3 lbs Durst Munich Malt
4 lbs Maris Otter
4 lbs Weyermann Smoked Malt
1 lb Breiss Organic Carapils
0.75 lb Roasted Barley
1 lb Brown Malt

The Carapils appears to be a bit steely. In other words, instead of the endosperm being starchy, white, and crumbly, it is very hard and brown, almost a bit transluscent. Also, the grains were much narrower than all the others, so that I had to set my mill to an extremely close setting to grind them down.

I've read this can happen when either the barley is undermalted, or something happens to the crop itself (such as a drought), causing starch formation to stop before the grain is mature. I'm thinking the latter might be the cause, since my grains seem so underdeveloped with the endosperm being so diminutive.
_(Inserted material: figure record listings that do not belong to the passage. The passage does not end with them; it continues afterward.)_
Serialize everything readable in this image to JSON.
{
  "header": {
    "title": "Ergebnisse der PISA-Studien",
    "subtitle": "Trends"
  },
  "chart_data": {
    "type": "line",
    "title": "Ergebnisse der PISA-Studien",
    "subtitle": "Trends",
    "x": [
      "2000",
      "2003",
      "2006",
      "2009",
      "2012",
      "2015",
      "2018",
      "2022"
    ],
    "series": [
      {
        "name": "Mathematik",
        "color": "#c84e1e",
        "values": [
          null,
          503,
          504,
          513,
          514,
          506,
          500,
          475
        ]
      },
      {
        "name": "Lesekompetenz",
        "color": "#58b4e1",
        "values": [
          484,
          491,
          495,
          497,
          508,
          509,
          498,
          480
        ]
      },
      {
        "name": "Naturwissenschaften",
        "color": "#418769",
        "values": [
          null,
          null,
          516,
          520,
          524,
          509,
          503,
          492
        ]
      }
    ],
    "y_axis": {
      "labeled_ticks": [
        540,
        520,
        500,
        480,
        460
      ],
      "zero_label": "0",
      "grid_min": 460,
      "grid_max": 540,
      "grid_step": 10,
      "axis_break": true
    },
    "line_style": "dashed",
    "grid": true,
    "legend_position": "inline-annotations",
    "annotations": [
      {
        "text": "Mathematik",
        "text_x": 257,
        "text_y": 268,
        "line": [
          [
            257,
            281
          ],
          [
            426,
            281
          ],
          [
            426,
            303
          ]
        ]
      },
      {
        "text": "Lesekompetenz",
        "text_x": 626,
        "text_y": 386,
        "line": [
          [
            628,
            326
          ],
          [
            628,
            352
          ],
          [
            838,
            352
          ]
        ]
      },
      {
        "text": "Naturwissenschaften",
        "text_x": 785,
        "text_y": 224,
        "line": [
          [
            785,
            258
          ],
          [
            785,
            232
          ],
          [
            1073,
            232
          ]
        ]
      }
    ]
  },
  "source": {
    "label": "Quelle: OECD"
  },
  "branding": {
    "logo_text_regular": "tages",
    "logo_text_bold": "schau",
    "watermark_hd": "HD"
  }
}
This is my first time using Carapils in anything, so forgive me if it is supposed to be like this. Does anyone have a guess as to what effect this flaw, if it is a flaw, might have on the beer? I'm thinking I probably will not get much out of the Carapils, and the sparge might be slowed by this. I'll throw in some rice hulls to help.
 
It's because carapils is sort of a crystal malt and the conversion has been done prior to the malt being roasted to its Lovibond rating. It isn't excatly the same as base malt would be.
 
True, it would not look like the base malt, but I still wouldn't think it would be so steely. I've used a lot of crystal malts before, and it has never been this hard and transluscent.
 
The term maltsters use is glassy, not steely FYI.

Make sure you taste it. If it tastes fine, use it. Although it is preferable for malt to be more mealy than glassy, it won't really make a difference on a homebrew level. I'm not sure of the biological reasons, but your explanation sound like it makes sense.